Are you using any assertions? If an assertion fires without being re-directed to write to a log file, your service will hang. If the code throws an unhandled exception, perhaps because of a memory leak, then your service process will crash. If you set the Service Control Manager (SCM) to restart your process in the event of a crash, you should be able to see that the service has been restarted. As you have identical code running in both environments, these two situations don't seem likely. But remember that your service is being hosted by the SCM, which means a very different environment to the one in which your console app is running.
I often use a "heartbeat", where each active thread in the service sends a regular (say every 30 seconds) message to a local MSMQ. This enables manual or automated monitoring, and should give you some clues when these heartbeat messages stop arriving.
Annother possibility is some sort of permissions problem, because the service is probably running with a different local/domain user to the console.
After the hang, can you use the SCM to stop the service? If you can't, then there is probably some sort of thread deadlock problem. After the service appears to hang, you can go to a command-line and type sc queryex servicename. This should give you the current STATE of the service.
I would probably put in some file logging just to see how far the program is getting. It may give you a better idea of what is looping/hanging/deadlocked/crashing.
You can try these techniques
Logging start logging the flow of the code in the service. Have this parameter based so you dont have a deluge after you are done.

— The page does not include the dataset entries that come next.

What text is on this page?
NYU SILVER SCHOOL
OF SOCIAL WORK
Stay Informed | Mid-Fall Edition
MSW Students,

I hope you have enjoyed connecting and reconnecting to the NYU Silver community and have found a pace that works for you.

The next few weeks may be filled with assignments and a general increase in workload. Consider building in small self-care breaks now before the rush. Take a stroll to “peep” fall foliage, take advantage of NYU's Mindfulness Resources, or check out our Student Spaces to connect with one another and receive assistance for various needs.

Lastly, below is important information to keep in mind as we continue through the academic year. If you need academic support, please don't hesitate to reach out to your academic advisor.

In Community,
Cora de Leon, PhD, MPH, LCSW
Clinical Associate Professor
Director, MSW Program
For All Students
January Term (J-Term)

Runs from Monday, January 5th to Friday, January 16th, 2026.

You should log all function names, parameters, timestamps.
Attach Debugger Locally or Remotely attach a debugger with the code to the running service, set appropriate breakpoints (can be based on the data gathered from logging)

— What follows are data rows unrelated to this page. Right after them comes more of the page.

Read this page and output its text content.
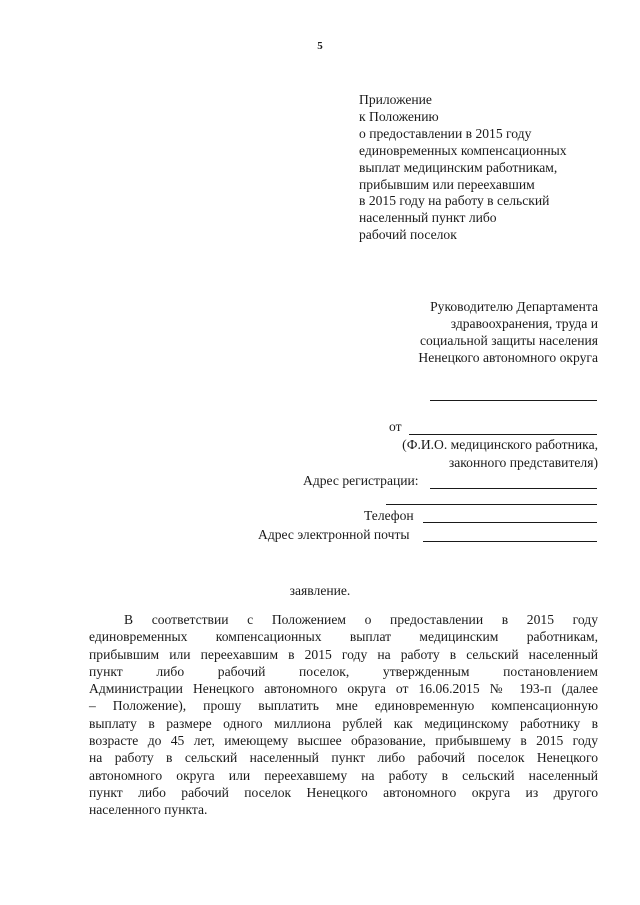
5
Приложение
к Положению
о предоставлении в 2015 году
единовременных компенсационных
выплат медицинским работникам,
прибывшим или переехавшим
в 2015 году на работу в сельский
населенный пункт либо
рабочий поселок
Руководителю Департамента
здравоохранения, труда и
социальной защиты населения
Ненецкого автономного округа
от
(Ф.И.О. медицинского работника,
законного представителя)
Адрес регистрации:
Телефон
Адрес электронной почты
заявление.
В соответствии с Положением о предоставлении в 2015 году
единовременных компенсационных выплат медицинским работникам,
прибывшим или переехавшим в 2015 году на работу в сельский населенный
пункт либо рабочий поселок, утвержденным постановлением
Администрации Ненецкого автономного округа от 16.06.2015 № 193-п (далее
– Положение), прошу выплатить мне единовременную компенсационную
выплату в размере одного миллиона рублей как медицинскому работнику в
возрасте до 45 лет, имеющему высшее образование, прибывшему в 2015 году
на работу в сельский населенный пункт либо рабочий поселок Ненецкого
автономного округа или переехавшему на работу в сельский населенный
пункт либо рабочий поселок Ненецкого автономного округа из другого
населенного пункта.
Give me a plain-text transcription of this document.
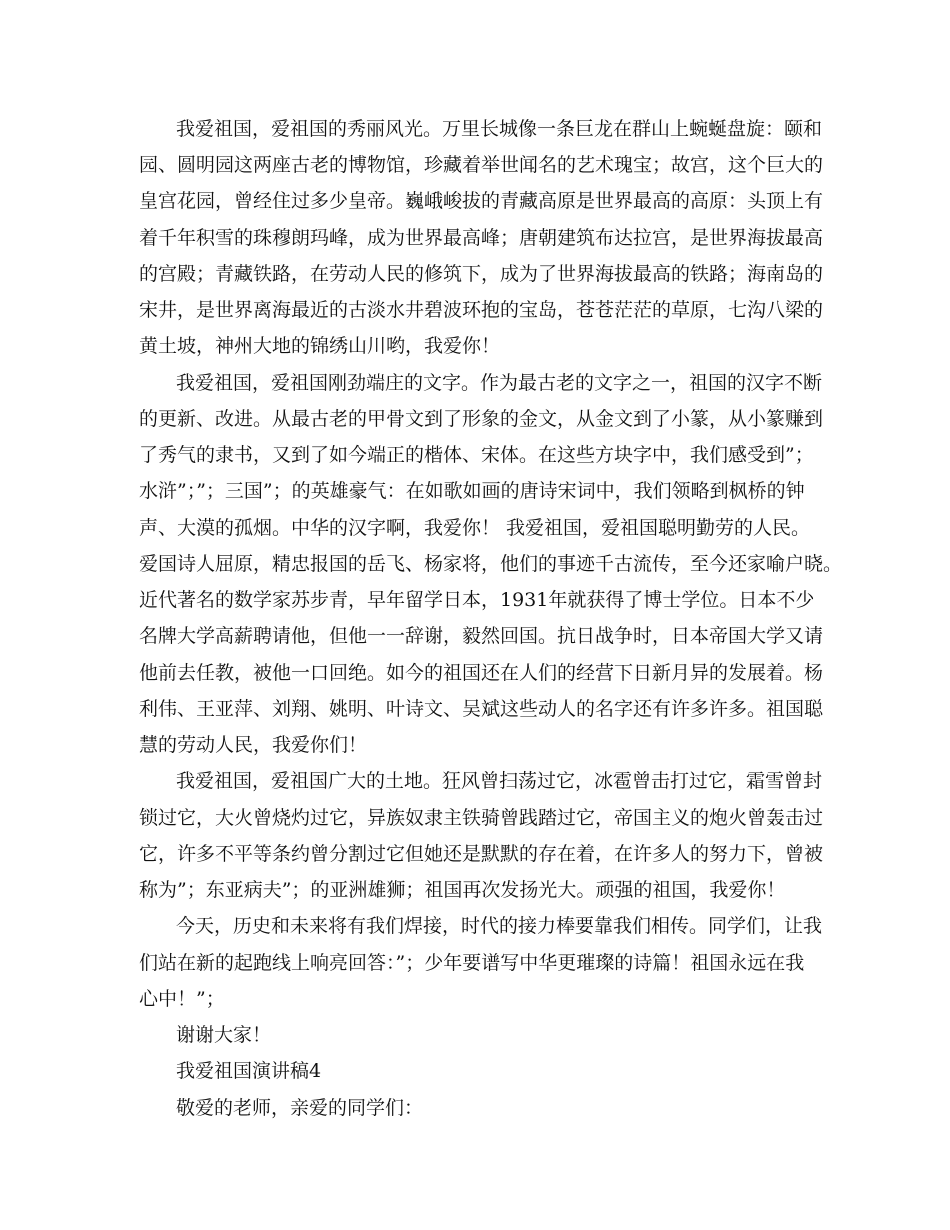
我爱祖国，爱祖国的秀丽风光。万里长城像一条巨龙在群山上蜿蜒盘旋：颐和
园、圆明园这两座古老的博物馆，珍藏着举世闻名的艺术瑰宝；故宫，这个巨大的
皇宫花园，曾经住过多少皇帝。巍峨峻拔的青藏高原是世界最高的高原：头顶上有
着千年积雪的珠穆朗玛峰，成为世界最高峰；唐朝建筑布达拉宫，是世界海拔最高
的宫殿；青藏铁路，在劳动人民的修筑下，成为了世界海拔最高的铁路；海南岛的
宋井，是世界离海最近的古淡水井碧波环抱的宝岛，苍苍茫茫的草原，七沟八梁的
黄土坡，神州大地的锦绣山川哟，我爱你！
我爱祖国，爱祖国刚劲端庄的文字。作为最古老的文字之一，祖国的汉字不断
的更新、改进。从最古老的甲骨文到了形象的金文，从金文到了小篆，从小篆赚到
了秀气的隶书，又到了如今端正的楷体、宋体。在这些方块字中，我们感受到”；
水浒”；”；三国”；的英雄豪气：在如歌如画的唐诗宋词中，我们领略到枫桥的钟
声、大漠的孤烟。中华的汉字啊，我爱你！ 我爱祖国，爱祖国聪明勤劳的人民。
爱国诗人屈原，精忠报国的岳飞、杨家将，他们的事迹千古流传，至今还家喻户晓。
近代著名的数学家苏步青，早年留学日本，1931年就获得了博士学位。日本不少
名牌大学高薪聘请他，但他一一辞谢，毅然回国。抗日战争时，日本帝国大学又请
他前去任教，被他一口回绝。如今的祖国还在人们的经营下日新月异的发展着。杨
利伟、王亚萍、刘翔、姚明、叶诗文、吴斌这些动人的名字还有许多许多。祖国聪
慧的劳动人民，我爱你们！
我爱祖国，爱祖国广大的土地。狂风曾扫荡过它，冰雹曾击打过它，霜雪曾封
锁过它，大火曾烧灼过它，异族奴隶主铁骑曾践踏过它，帝国主义的炮火曾轰击过
它，许多不平等条约曾分割过它但她还是默默的存在着，在许多人的努力下，曾被
称为”；东亚病夫”；的亚洲雄狮；祖国再次发扬光大。顽强的祖国，我爱你！
今天，历史和未来将有我们焊接，时代的接力棒要靠我们相传。同学们，让我
们站在新的起跑线上响亮回答：”；少年要谱写中华更璀璨的诗篇！祖国永远在我
心中！”；
谢谢大家！
我爱祖国演讲稿4
敬爱的老师，亲爱的同学们：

PerfMon Run this utility and gather information about the machine that the service is running on for any additional clues (high CPU spikes, IO spikes, excessive paging, etc)

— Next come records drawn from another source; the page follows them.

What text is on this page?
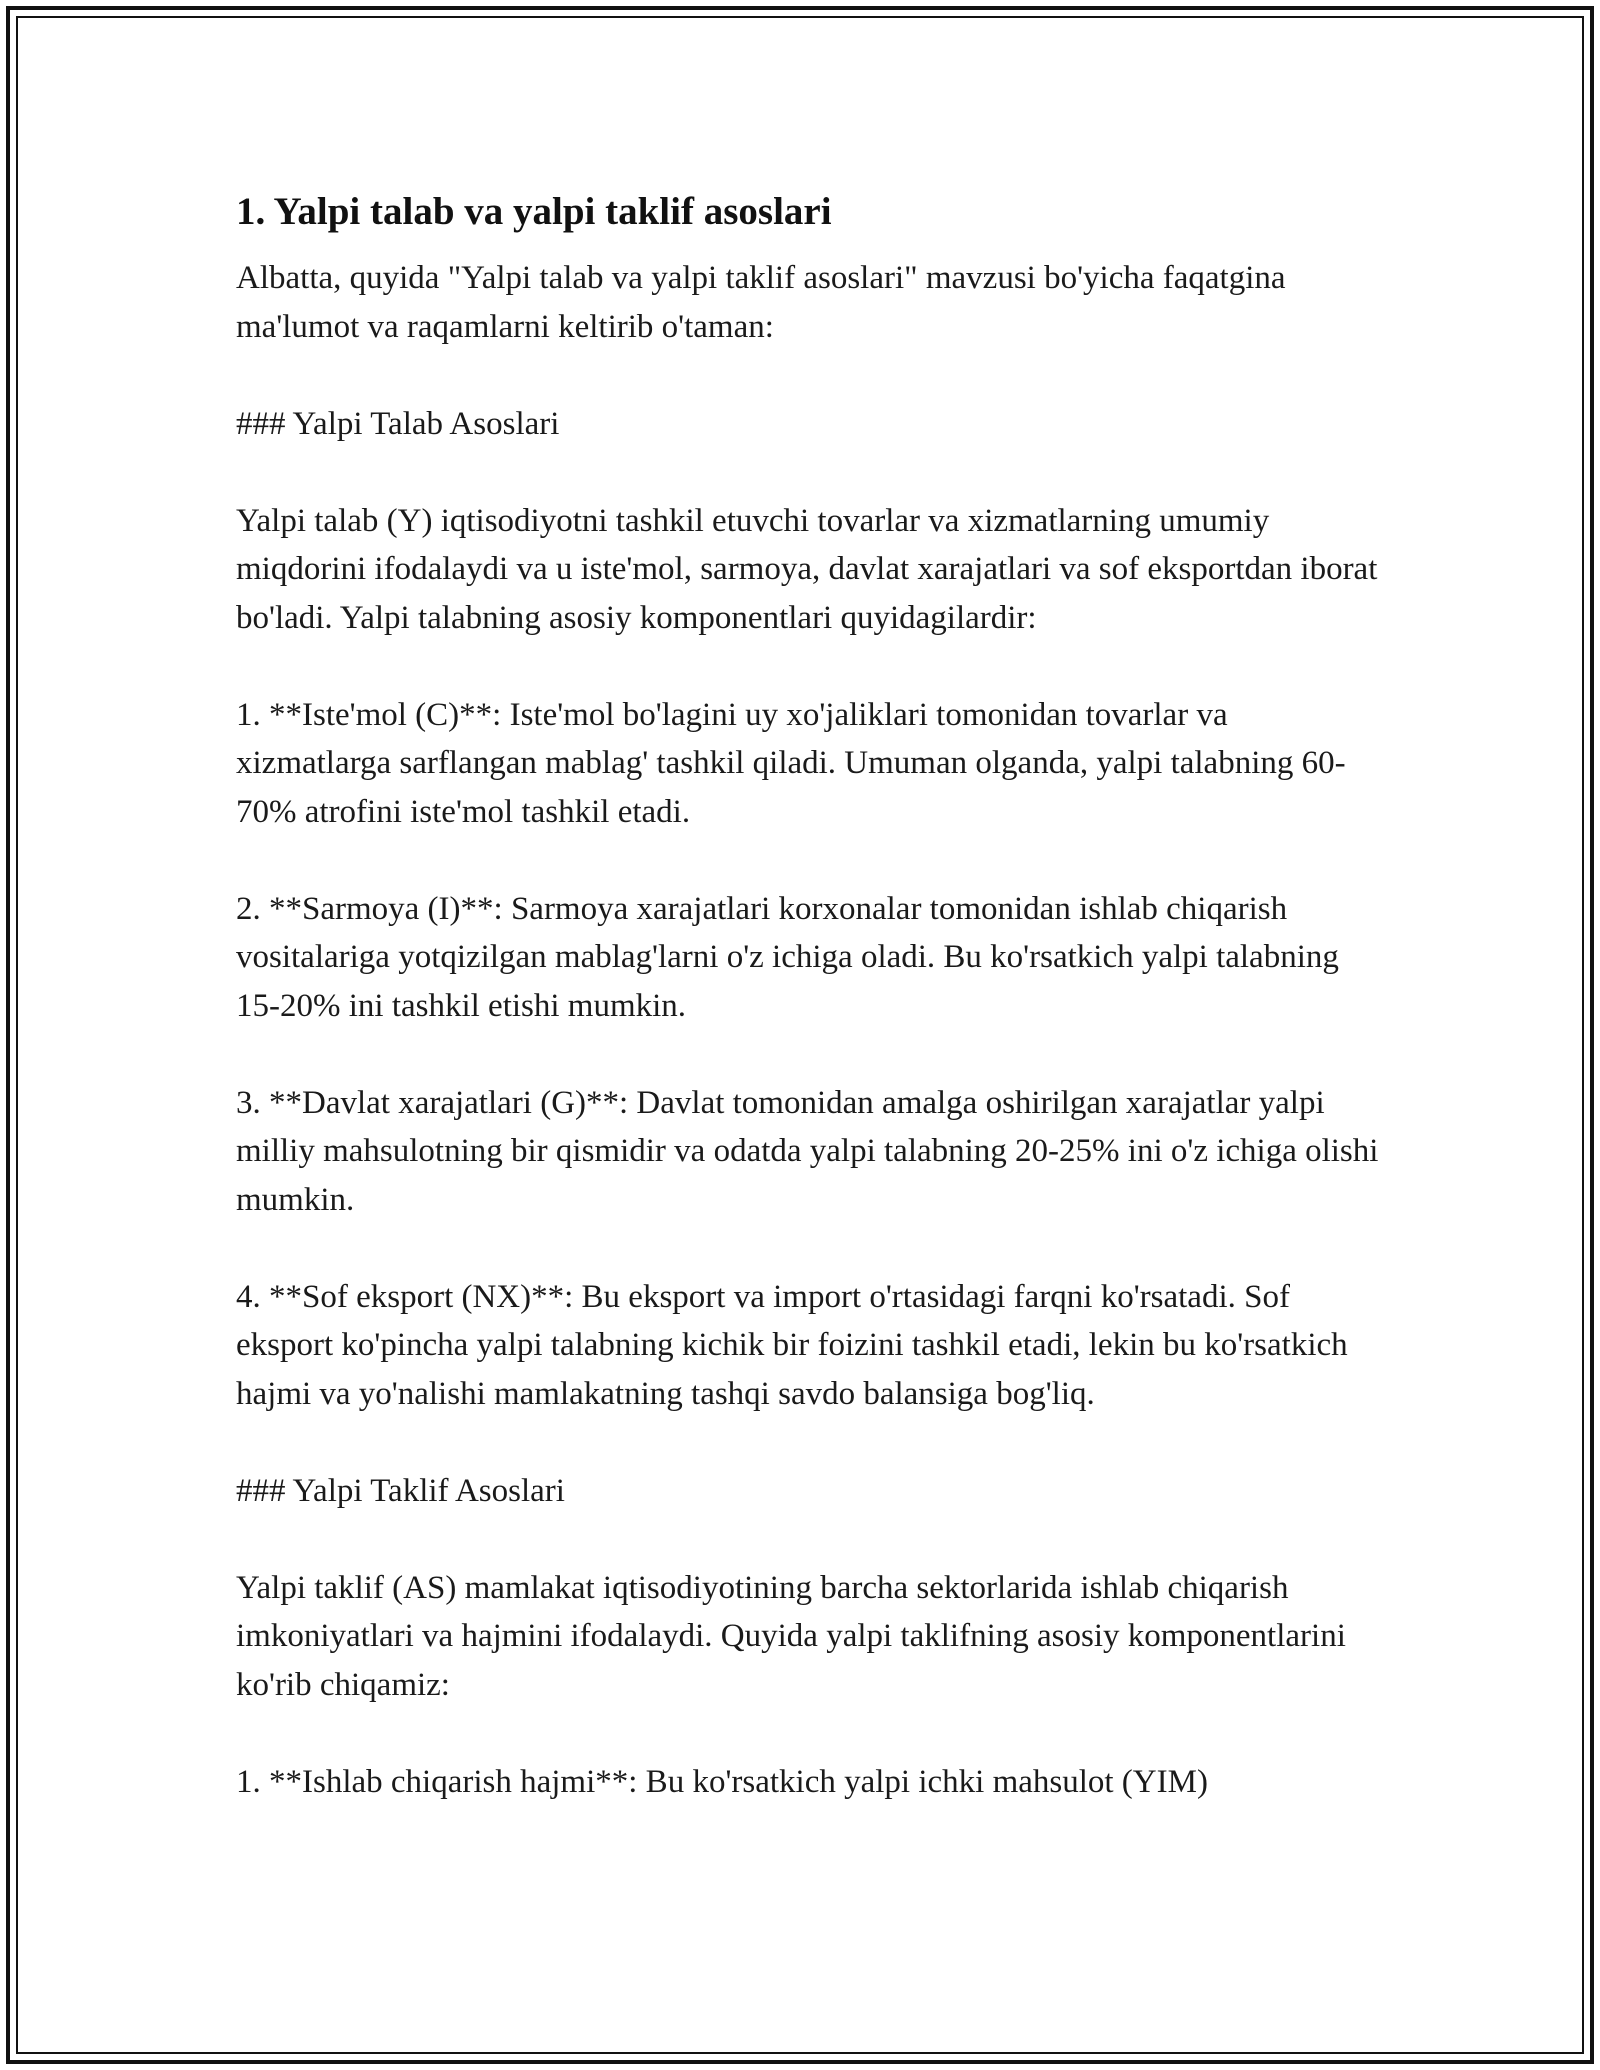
1. Yalpi talab va yalpi taklif asoslari

Albatta, quyida "Yalpi talab va yalpi taklif asoslari" mavzusi bo'yicha faqatgina ma'lumot va raqamlarni keltirib o'taman:

### Yalpi Talab Asoslari

Yalpi talab (Y) iqtisodiyotni tashkil etuvchi tovarlar va xizmatlarning umumiy miqdorini ifodalaydi va u iste'mol, sarmoya, davlat xarajatlari va sof eksportdan iborat bo'ladi. Yalpi talabning asosiy komponentlari quyidagilardir:

1. **Iste'mol (C)**: Iste'mol bo'lagini uy xo'jaliklari tomonidan tovarlar va xizmatlarga sarflangan mablag' tashkil qiladi. Umuman olganda, yalpi talabning 60-70% atrofini iste'mol tashkil etadi.

2. **Sarmoya (I)**: Sarmoya xarajatlari korxonalar tomonidan ishlab chiqarish vositalariga yotqizilgan mablag'larni o'z ichiga oladi. Bu ko'rsatkich yalpi talabning 15-20% ini tashkil etishi mumkin.

3. **Davlat xarajatlari (G)**: Davlat tomonidan amalga oshirilgan xarajatlar yalpi milliy mahsulotning bir qismidir va odatda yalpi talabning 20-25% ini o'z ichiga olishi mumkin.

4. **Sof eksport (NX)**: Bu eksport va import o'rtasidagi farqni ko'rsatadi. Sof eksport ko'pincha yalpi talabning kichik bir foizini tashkil etadi, lekin bu ko'rsatkich hajmi va yo'nalishi mamlakatning tashqi savdo balansiga bog'liq.

### Yalpi Taklif Asoslari

Yalpi taklif (AS) mamlakat iqtisodiyotining barcha sektorlarida ishlab chiqarish imkoniyatlari va hajmini ifodalaydi. Quyida yalpi taklifning asosiy komponentlarini ko'rib chiqamiz:

1. **Ishlab chiqarish hajmi**: Bu ko'rsatkich yalpi ichki mahsulot (YIM)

Microsoft provides a good resource on debugging a Windows Service. That essentially sounds like what you'd have to do given that your question is so generic. With that said, has any changes been made to the system over the last few days that could aversely affect the service? Have you made any updates to the code that change the way the service might possibly work?
Again, I think you're going to have to do some serious debugging to find your problem.
What type of timer are you using in the windows service? I've seen numberous people on SO have problems with timers and windows services. Here is a good tutorial just to make sure you are setting it up correctly and using the right type of timer. Hope that helps.
Another potential problem in reference to psasik's answer is if your application is relying on something only available when being run in User Mode.
Running in service mode runs in (is it desktop0?) which can cause some issues in my experience if you are trying to determine states of something that can only be seen in user mode.
Smells like a threading issue to me. Is there any threading or async work being done at all? One crucial question is "does the service hang on the same line of code or same method every time?" Use your logging to find out the last thing that happens before a hang, and if so, post the problem code.
One other tool you may consider is a good profiler. If it is .NET code, I believe RedGate ANTS can monitor it and give you a good picture of any threadlock scenarios.